August 24, 2023 | News | Volume 27 Issue 17
Maria H. Klassen |
St. Catharines, Ontario
Hans Juergen Wiens and his jars of jam. (Photo by Maria H. Klassen)

In 2004, at the age of 70, Hans Juergen Wiens sold his business, including several farms, a feed business, and his last pig, all in one year. He was unemployed and restless. But then, one night, he remembered his mother’s resourcefulness. After the Second World War, when there was a food shortage all over Europe, she taught her children to pick wild berries in the forest and to dig leftover potatoes from the fields that the farmers had harvested. The family never went hungry. Many years later, when his mother came to visit in Canada, she made a big batch of plum jam, using Lombard plums that the farmer could not sell because they were too small.

Those memories got him thinking. Like the Lombard plums that were too small, there were other possibilities such as surplus rhubarb and peaches that were too soft to sell. With advice from his brother, who had also enjoyed his mother’s jam, Wiens found a new hobby in his retirement. He began experimenting until he found the right pectin to make the perfect jam.

In the first few years, all the jam that Wiens made was given away. He converted one of his barns into a certified kitchen, with annual inspections, and now produces 60 varieties of jam. The hobby has grown into a big business that employs Wiens, his daughter and two grandchildren full-time. The jams are sold in 15 different markets, in a bakery and a meat shop.

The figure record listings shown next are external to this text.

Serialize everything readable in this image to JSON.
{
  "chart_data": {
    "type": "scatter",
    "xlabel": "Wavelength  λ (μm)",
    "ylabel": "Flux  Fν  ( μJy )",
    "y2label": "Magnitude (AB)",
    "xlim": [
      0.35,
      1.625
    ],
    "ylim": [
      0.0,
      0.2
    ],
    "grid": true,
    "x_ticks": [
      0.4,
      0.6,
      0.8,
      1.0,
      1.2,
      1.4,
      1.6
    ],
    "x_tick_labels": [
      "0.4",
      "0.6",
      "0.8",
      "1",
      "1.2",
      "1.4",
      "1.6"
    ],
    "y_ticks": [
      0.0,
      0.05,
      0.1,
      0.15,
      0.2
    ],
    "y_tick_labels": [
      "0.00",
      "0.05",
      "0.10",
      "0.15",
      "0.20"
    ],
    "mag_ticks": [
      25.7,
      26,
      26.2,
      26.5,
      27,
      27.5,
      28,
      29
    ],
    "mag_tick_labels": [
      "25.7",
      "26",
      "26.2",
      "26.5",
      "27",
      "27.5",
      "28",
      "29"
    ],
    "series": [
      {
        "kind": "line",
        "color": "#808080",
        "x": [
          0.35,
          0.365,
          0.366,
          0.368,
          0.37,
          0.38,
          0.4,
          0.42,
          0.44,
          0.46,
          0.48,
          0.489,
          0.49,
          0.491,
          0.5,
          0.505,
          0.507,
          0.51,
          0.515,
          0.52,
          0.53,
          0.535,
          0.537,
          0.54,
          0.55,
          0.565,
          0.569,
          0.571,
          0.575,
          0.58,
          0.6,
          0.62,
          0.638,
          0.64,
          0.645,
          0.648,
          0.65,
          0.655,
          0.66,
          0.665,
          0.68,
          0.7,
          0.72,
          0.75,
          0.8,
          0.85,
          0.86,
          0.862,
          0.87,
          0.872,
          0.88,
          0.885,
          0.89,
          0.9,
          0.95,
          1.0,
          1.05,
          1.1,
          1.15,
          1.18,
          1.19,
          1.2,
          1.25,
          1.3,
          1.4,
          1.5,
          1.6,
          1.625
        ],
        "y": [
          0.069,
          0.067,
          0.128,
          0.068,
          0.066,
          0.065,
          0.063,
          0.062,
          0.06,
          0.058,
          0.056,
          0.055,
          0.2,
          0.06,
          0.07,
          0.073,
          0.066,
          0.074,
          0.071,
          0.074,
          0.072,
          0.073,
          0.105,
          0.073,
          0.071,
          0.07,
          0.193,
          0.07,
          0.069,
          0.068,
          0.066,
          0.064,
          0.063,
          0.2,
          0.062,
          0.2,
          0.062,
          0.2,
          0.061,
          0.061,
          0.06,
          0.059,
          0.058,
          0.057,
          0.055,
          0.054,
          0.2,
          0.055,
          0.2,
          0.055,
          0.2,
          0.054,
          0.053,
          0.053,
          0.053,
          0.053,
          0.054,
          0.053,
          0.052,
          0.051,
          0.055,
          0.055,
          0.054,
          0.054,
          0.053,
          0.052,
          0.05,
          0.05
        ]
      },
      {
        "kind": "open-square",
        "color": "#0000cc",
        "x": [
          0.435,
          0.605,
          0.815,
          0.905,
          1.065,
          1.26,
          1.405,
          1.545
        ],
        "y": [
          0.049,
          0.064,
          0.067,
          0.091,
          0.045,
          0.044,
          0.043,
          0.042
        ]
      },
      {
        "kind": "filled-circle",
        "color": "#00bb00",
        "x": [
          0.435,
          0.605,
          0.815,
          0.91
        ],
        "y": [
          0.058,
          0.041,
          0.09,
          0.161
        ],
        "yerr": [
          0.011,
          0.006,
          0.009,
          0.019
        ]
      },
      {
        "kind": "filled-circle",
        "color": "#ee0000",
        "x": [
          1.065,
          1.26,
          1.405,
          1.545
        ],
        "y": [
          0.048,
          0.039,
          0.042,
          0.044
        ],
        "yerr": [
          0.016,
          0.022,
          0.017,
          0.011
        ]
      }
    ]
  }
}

“This jam business is possible because of all the fruit, and the many varieties, harvested in the Niagara area,” he says. “All the fruit used in the jam-making is fruit that cannot be sold on the market or in stores; it is not perfect enough.” Wiens receives so much second-hand fruit he can hardly process all the fruit that is offered.

Over the years, Wiens has been involved at Niagara United Mennonite Church. Because he was self-employed, his time was flexible, and he was able to serve on various boards in the community. Organizations such as MEDA (Mennonite Economic Development Associates) and MCC (Mennonite Central Committee) have benefitted from his jam. From humble beginnings to two successful businesses, Wiens lives out his faith, and uses creativity in his retirement career.